Easter is a big deal here and it’s scary. That was obvious when the Easter displays popped up in all the stores as soon as the Christmas ones were put away.
I’m pretty sure that when Mr. Hallmark had the inspiration to turn another religious holiday into a huge commercial enterprise, he must have been overlooking a meadow in Switzerland. Every lawn, every garden, every budding tree looks like the cover of any Hallmark Easter card ever printed. It’s like Easter was invented here.
It even comes with the soundtrack of a cacophony of chirping birds all the time. So much so that I honestly was looking around for a speaker one day assuming that the sounds of nature must be manufactured and were being pumped out via stereo. It’s all just story-book perfection.

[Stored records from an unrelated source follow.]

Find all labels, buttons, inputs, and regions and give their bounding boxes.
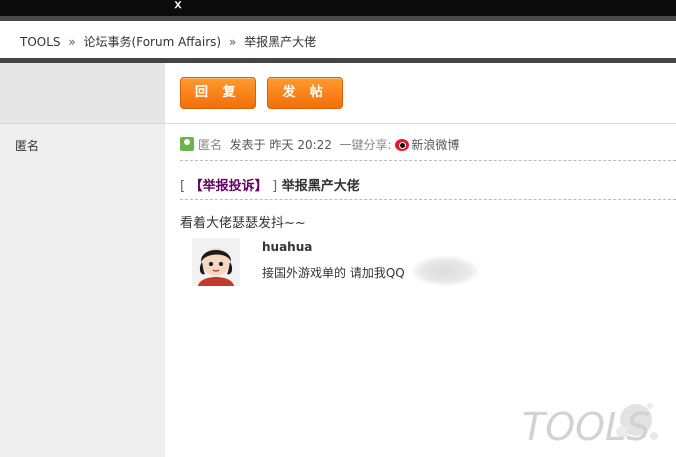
breadcrumb: TOOLS » 论坛事务(Forum Affairs) » 举报黑产大佬: [20, 33, 316, 50]
posted-time: 昨天 20:22: [269, 138, 332, 152]
breadcrumb-separator: »: [228, 35, 237, 49]
title-divider: [180, 199, 676, 200]
reply-button[interactable]: 回 复: [180, 77, 256, 109]
redacted-blur: [412, 256, 478, 286]
meta-divider: [180, 160, 676, 161]
top-header-bar: ｘ: [0, 0, 676, 16]
post-title: [ 【举报投诉】 ] 举报黑产大佬: [180, 175, 360, 194]
title-bracket-open: [: [180, 179, 186, 194]
header-strip: [0, 16, 676, 21]
post-body: 看着大佬瑟瑟发抖~~: [180, 216, 306, 231]
share-label: 一键分享:: [339, 138, 392, 152]
author-sidebar: 匿名: [0, 63, 165, 457]
toolbar-divider: [165, 123, 676, 124]
post-title-text: 举报黑产大佬: [281, 179, 360, 194]
quoted-username[interactable]: huahua: [262, 240, 312, 254]
avatar[interactable]: [192, 238, 240, 286]
post-meta: 匿名 发表于 昨天 20:22 一键分享: 新浪微博: [180, 136, 459, 153]
post-author: 匿名: [198, 138, 223, 152]
share-weibo-link[interactable]: 新浪微博: [411, 138, 459, 152]
breadcrumb-forum-link[interactable]: 论坛事务(Forum Affairs): [84, 35, 222, 49]
breadcrumb-home-link[interactable]: TOOLS: [20, 35, 61, 49]
user-icon: [180, 137, 194, 151]
quoted-text: 接国外游戏单的 请加我QQ: [262, 266, 405, 280]
sidebar-author-name: 匿名: [15, 139, 40, 153]
new-post-button[interactable]: 发 帖: [267, 77, 343, 109]
posted-label: 发表于: [229, 138, 266, 152]
action-toolbar: 回 复 发 帖: [180, 77, 351, 109]
header-logo-fragment-icon: ｘ: [172, 0, 186, 11]
breadcrumb-separator: »: [68, 35, 76, 49]
sidebar-top-area: [0, 63, 165, 124]
weibo-icon[interactable]: [395, 139, 410, 151]
title-bracket-close: ]: [272, 179, 278, 194]
breadcrumb-thread-link[interactable]: 举报黑产大佬: [244, 35, 316, 49]
watermark-logo: TOOLS: [518, 396, 668, 452]
post-category-link[interactable]: 【举报投诉】: [190, 179, 268, 194]
watermark-text: TOOLS: [522, 405, 650, 449]
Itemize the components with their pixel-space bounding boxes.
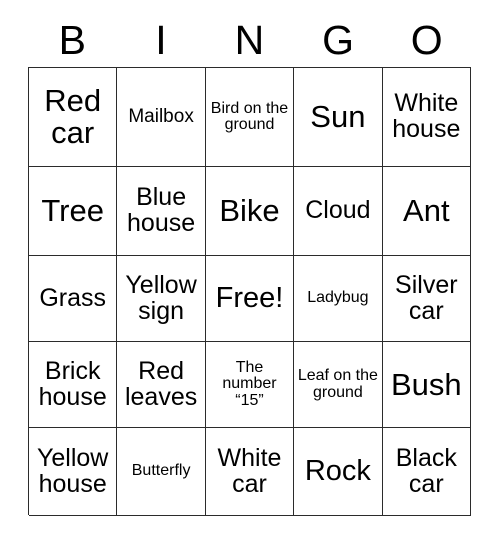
bingo-card: B I N G O Red car Mailbox Bird on the gr… — [0, 0, 500, 544]
header-letter-b: B — [58, 17, 86, 63]
bingo-cell-label: Cloud — [305, 196, 371, 225]
bingo-header-row: B I N G O — [28, 14, 471, 67]
bingo-cell-i1[interactable]: Mailbox — [117, 68, 206, 167]
bingo-cell-b2[interactable]: Tree — [29, 167, 118, 256]
header-letter-n: N — [234, 17, 265, 63]
header-letter-g: G — [322, 17, 355, 63]
bingo-cell-n1[interactable]: Bird on the ground — [205, 68, 295, 167]
bingo-cell-label: Rock — [304, 454, 371, 487]
header-letter-o: O — [410, 17, 443, 63]
bingo-cell-label: Bird on the ground — [210, 99, 289, 133]
bingo-cell-label: Free! — [215, 281, 284, 314]
bingo-cell-o1[interactable]: White house — [382, 68, 471, 167]
bingo-cell-label: Yellow house — [37, 443, 109, 498]
bingo-cell-o2[interactable]: Ant — [382, 167, 471, 256]
bingo-cell-g4[interactable]: Leaf on the ground — [294, 342, 383, 428]
bingo-cell-label: Bike — [219, 193, 280, 229]
bingo-cell-label: Red leaves — [124, 356, 198, 411]
bingo-cell-i4[interactable]: Red leaves — [117, 342, 206, 428]
bingo-cell-o3[interactable]: Silver car — [382, 256, 471, 342]
bingo-cell-o5[interactable]: Black car — [382, 428, 471, 516]
bingo-cell-free-space[interactable]: Free! — [205, 256, 295, 342]
bingo-cell-n5[interactable]: White car — [205, 428, 295, 516]
bingo-cell-b3[interactable]: Grass — [29, 256, 118, 342]
bingo-cell-n2[interactable]: Bike — [205, 167, 295, 256]
bingo-grid: Red car Mailbox Bird on the ground Sun W… — [28, 67, 471, 516]
bingo-cell-o4[interactable]: Bush — [382, 342, 471, 428]
bingo-cell-g1[interactable]: Sun — [294, 68, 383, 167]
bingo-cell-b4[interactable]: Brick house — [29, 342, 118, 428]
bingo-cell-i5[interactable]: Butterfly — [117, 428, 206, 516]
bingo-cell-label: Blue house — [127, 183, 196, 237]
bingo-cell-label: Black car — [395, 443, 457, 498]
bingo-cell-label: Silver car — [395, 270, 458, 325]
bingo-cell-label: Brick house — [38, 356, 107, 411]
header-letter-i: I — [155, 17, 167, 63]
bingo-cell-g2[interactable]: Cloud — [294, 167, 383, 256]
bingo-cell-label: Red car — [44, 83, 102, 150]
bingo-cell-label: White house — [392, 89, 461, 143]
bingo-cell-label: White car — [217, 443, 282, 498]
bingo-cell-b1[interactable]: Red car — [29, 68, 118, 167]
bingo-cell-label: Yellow sign — [125, 270, 197, 325]
bingo-cell-g3[interactable]: Ladybug — [294, 256, 383, 342]
bingo-cell-i3[interactable]: Yellow sign — [117, 256, 206, 342]
bingo-cell-label: Ant — [403, 193, 450, 229]
bingo-cell-label: Sun — [310, 99, 366, 135]
bingo-cell-label: Bush — [390, 366, 462, 402]
bingo-cell-label: Butterfly — [131, 462, 191, 480]
bingo-cell-i2[interactable]: Blue house — [117, 167, 206, 256]
bingo-cell-label: The number “15” — [222, 358, 277, 409]
bingo-cell-label: Ladybug — [307, 289, 369, 307]
bingo-cell-label: Tree — [41, 193, 104, 229]
bingo-cell-label: Leaf on the ground — [297, 367, 378, 401]
bingo-cell-label: Grass — [39, 283, 107, 312]
bingo-cell-g5[interactable]: Rock — [294, 428, 383, 516]
bingo-cell-label: Mailbox — [128, 106, 194, 128]
bingo-cell-n4[interactable]: The number “15” — [205, 342, 295, 428]
bingo-cell-b5[interactable]: Yellow house — [29, 428, 118, 516]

So where’s the danger you say? What could be the risk in skipping through fields of tulips and daffodils to the sound of birds and frogs chirping away?

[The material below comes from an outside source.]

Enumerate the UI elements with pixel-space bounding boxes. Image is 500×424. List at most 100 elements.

There is no risk until you enter the shops and you find yourself surrounded by the prettiest Easter chocolate you ever did see. The real-estate given in each store to the Easter chocolate display makes Christmas look like just a random long weekend. It stretches as far as the eye can see and is lurking around every corner.
Back home the temptation of Easter treats was easy to mitigate because you could simply ensure that what the Easter bunny was hiding around the house was limited to jelly-beans and those waxy, foil wrapped chocolate eggs. Easy to pass up those nuggets of corn syrup and gross fake-chocolate.
Nothing like that exists here. All chocolate is good chocolate. Delicious, rich, melt in your mouth, chocolate. There is no crappy chocolate here and very little non-chocolate Easter candy. No Hershey’s kisses, no Peeps, no weird coloured eggs with a mysterious sugary white filling.

Even the gold foil wrapped chocolate coins are melt-in-your-mouth-amazing chocolate. Every wee little taste of chocolate leads to another bite and another and another until you’ve consumed the entire giant damn rabbit.
The only saving grace is that the chocolate, like everything here, is crazy expensive which means we do limit how much we buy. Every time I’m tempted to buy a bag of the yummiest chocolate eggs in the history of the world the $18 price-tag stops me short.
So instead I’m doing my best to just stay focused on the opportunities for skipping through tulips and daffodils.
This week provided ample opportunity to deeply inhale the splendor of Spring. Lunch with friends by the lake in Zürich, lazy lunch breaks spent reading in the park and a trip to the Zürich Zoo to see all the Spring babies.
Even lunch by the lake comes with a soundtrack.
Another tough week in the splendor of Spring. Rain in the forecast for the next few days which puts a real damper on my laundry plans. Literally! Ha!